Emma asked me, "So what will I inherit when you die?"
That gave me pause. For one thing, can we not plan my demise quite yet? For another thing, I don't have that many treasures. There's Felicia but I'll probably outlive her and there's Horace, but I think I want to go the Egyptian pharaoh route and have him buried with me.
I thought for awhile and I said, "How about I'll give you the tablecloth I bought in France?"
She smiled and nodded her approval. "What about the boys?" she asked. "What do they get?"
I didn't know. "I guess you are the only one that gets anything," I said.
Mark said, "I can have everything on the top shelves."
Emma agreed. "You and Braeden can have stuff that is up high that I can't reach and I'll get everything on the lowest shelves."
"And we'll eat corn dogs and Chinese food," Mark said. They delight in talking about the foods they'll eat, the foods I dislike, at my funeral.
Did they have to act so gleeful?
I'd better not start seeing them move things to higher or lower shelves depending on whether or not they want the stuff.
Then Mark made a realization, "Wait.

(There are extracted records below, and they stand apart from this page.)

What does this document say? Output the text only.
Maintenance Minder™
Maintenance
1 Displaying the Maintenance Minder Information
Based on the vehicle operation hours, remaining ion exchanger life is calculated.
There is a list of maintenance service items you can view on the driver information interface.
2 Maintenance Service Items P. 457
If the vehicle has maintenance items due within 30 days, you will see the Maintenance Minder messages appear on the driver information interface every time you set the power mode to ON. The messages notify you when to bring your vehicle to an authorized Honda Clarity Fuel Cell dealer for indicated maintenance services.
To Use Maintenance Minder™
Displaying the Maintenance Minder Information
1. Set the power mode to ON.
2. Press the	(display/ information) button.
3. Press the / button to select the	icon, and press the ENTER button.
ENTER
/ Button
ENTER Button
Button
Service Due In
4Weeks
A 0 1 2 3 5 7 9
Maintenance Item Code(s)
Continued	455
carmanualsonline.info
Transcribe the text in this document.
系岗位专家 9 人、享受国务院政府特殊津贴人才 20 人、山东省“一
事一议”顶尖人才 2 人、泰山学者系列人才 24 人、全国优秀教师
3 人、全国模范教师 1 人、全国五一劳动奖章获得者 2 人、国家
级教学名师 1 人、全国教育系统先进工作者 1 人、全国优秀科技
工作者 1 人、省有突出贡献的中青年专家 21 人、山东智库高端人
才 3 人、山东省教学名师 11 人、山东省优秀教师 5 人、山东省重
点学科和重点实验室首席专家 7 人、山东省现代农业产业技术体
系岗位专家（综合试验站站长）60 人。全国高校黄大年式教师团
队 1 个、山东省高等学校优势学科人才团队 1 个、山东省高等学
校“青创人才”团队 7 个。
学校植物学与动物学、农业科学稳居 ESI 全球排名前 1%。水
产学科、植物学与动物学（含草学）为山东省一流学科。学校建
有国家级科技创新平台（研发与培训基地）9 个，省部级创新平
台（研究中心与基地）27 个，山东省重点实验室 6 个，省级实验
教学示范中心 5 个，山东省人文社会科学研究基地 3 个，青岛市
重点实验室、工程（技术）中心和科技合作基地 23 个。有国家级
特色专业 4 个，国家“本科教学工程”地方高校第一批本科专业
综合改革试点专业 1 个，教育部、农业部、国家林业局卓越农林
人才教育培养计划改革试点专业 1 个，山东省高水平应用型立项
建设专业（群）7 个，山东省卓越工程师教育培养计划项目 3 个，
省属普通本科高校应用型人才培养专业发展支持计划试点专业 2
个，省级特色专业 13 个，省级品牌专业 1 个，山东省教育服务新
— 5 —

If Mom dies, Dad gets everything."
"Maybe we'll both die at the same time, in a blaze of glory," I said.
"You were born on the same day," Emma said. "So you should die on the same day too."
(We'll try.)
Times like this, I can think about the child that isn't here and pretend that if he were here, he wouldn't be so callously and cavalierly planning for how to celebrate when I die. On the other hand, when he was growing up, he'd look forward to the day I die so he could watch Star Wars Episode III.
(I didn't let them watch that for years. Now they have. At least they still have corn dogs and Chinese food to look forward to.)